La question de l’échelle, récurrente dans le travail de Marcus, est particulièrement intéressante. Ses toiles peuvent atteindre la longueur d’une limousine pour accueillir des esturgeons anormalement longs ; ses peintures d’herbe magnifient des détails habituellement relégués à l’arrière-plan jusqu’à en faire le sujet unique de compositions carrées obsessionnelles. Ce jeu d’échelle n’est pas gratuit. Il fonctionne comme un dispositif d’activation de l’espace d’exposition et de perturbation de l’expérience du spectateur. En grossissant démesurément certains éléments, Marcus nous force à reconsidérer notre rapport au monde des apparences.

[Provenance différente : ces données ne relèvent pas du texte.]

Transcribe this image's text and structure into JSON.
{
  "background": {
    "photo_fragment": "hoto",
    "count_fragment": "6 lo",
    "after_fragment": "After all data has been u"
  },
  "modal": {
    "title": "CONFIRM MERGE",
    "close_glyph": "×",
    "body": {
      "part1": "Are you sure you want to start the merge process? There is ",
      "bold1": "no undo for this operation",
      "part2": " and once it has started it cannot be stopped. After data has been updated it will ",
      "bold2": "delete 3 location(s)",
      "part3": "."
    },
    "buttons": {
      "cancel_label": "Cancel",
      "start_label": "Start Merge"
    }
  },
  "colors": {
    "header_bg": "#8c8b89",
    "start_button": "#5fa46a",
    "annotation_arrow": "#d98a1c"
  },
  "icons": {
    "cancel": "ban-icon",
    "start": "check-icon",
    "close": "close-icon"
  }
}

Ce qui semblait anodin, un brin d’herbe, un poisson miniature, acquiert soudain une présence monumentale qui altère notre perception. Cette stratégie rappelle les procédés du cinéma expressionniste où la distorsion spatiale servait à extérioriser les états psychologiques. Chez Marcus, l’échelle devient un langage qui exprime l’inquiétante étrangeté du réel. Les changements d’échelle imprévus et l’étrangeté qu’ils engendrent constituent un thème prononcé dans sa pratique, créant des effets visuels qui oscillent entre enchantement et grotesque.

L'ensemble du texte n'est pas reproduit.